Verschwörung, Great Seal of the United States, Blog, Oliver Steinhaeuser

Das „Große Siegel der Vereinigten Staaten“

Verschwörungstheorien und der Glaube an Geheimbünde haben, seit den Terroranschlägen des 11. September 2001, eine verstärkte Anziehungskraft auf die moderne Gesellschaft. Es tauchen Menschen auf, die noch weiter gehen und die Mondlandung der Amerikaner für eine in Fernsehstudios nachgestellte Szenerie halten und dies mit scheinbar glaubwürdigen Beweisen belegen wollen.
Schnell kommt die Frage nach der Verbreitung solcher Theorien auf, und warum sie uns seit einigen Jahren so präsent erscheinen? Ein entscheidender Faktor ist die Verbreitung des Internets und der Möglichkeit der Interaktion, im „Web 2.0“. Durch soziale und interaktive Medien erleben wir eine verstärkte Sichtbarkeit der Subkulturen deren Kommunikation sich in den siebziger oder achtziger Jahren noch auf analoger Ebene befand. Aufgrund dieser Zugänglichkeit tritt das Narrativ einer Verschwörung zunehmend in eine breitere Öffentlichkeit. Einer Öffentlichkeit auf der Suche nach Bestätigung ihrer Zweifel, die nach der Gruppe sucht, die im Hintergrund alles heimlich plant und steuert.

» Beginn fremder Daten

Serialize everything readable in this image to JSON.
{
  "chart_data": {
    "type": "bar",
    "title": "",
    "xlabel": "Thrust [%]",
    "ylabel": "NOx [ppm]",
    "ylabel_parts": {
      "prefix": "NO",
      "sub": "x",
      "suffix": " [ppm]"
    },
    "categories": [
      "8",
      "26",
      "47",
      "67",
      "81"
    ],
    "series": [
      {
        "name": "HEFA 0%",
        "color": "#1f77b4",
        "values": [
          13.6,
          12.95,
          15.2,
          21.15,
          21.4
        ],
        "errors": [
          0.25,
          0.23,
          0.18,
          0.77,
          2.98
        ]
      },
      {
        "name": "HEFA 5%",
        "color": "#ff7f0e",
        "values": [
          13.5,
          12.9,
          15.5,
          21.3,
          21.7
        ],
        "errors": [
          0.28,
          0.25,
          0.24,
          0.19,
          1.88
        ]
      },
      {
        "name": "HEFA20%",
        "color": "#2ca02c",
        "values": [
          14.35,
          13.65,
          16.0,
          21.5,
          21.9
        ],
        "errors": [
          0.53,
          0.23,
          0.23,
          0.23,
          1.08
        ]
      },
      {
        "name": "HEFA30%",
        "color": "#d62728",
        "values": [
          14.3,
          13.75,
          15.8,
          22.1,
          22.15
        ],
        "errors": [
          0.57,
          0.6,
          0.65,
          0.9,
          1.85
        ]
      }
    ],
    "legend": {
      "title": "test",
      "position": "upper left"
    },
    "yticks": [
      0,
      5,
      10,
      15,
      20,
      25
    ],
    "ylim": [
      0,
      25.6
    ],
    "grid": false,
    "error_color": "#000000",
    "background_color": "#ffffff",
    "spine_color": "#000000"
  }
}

Doch wo kommt der Verschwörungsglaube an eine höherstehende Macht oder Institution her? Geschichtlich betrachtet rührt er primär von der Säkularisierung. Denn mit ihr entfiel der Glaube an eine göttliche Instanz, die alle Fäden in Händen hielt. Zugleich waren die Menschen im 18. Jahrhundert nicht zur Einsicht bereit, dass komplexe Gesellschaften Dinge hervorbrachten, die ihr nicht explizit intendiert wurden. Es musste also jemanden geben, der alles geplant hat. Gott konnte es aufgrund der vorangegangenen Aufklärung nicht mehr sein. Begünstigend kommt hinzu, dass Expertenwissen nicht mehr als Gegebenheit angesehen wird, sondern – man danke an Wikipedia – stärker hinterfragt und sogar erstellt werden kann. Das Infrage stellen klassischer Wissenshierarchien kann unsere Gesellschaft weiterentwickeln, doch birgt es in der Komplexität unseres Daseins ebenso Gefahren: Denn das Individuum entscheidet sich aus einem Grundgefühl heraus für eine Einstellung und sucht sich im Anschluss die dazu passenden Argumente. Mit Auswahl dieser entsteht um einen Menschen und seiner Identität ein Realitätstunnel, in dem sich seine subjektive Meinung manifestiert. (Mehr zu Realitätstunneln & Interaktion finden Sie auf dem Blog von Thomas Heindl)
Dieser identitätsprägende Prozess festigt Einstellungen und Ansichten zu Themen, die – gleich eines Tunnelblicks – aus dem Blickfeld ragen und weniger objektiv reflektiert werden als neutral betrachtete Themen. Wobei sich an dieser Stelle die Frage der Existenz von Neutralität stellt:
Gibt es so etwas überhaupt? Oder sind wir nicht bereits ab Kenntnis eines Umstandes mit dem Abgleich von uns bekannten Mustern und dem Abwägen beschäftigt und verfälschen die Objektivität?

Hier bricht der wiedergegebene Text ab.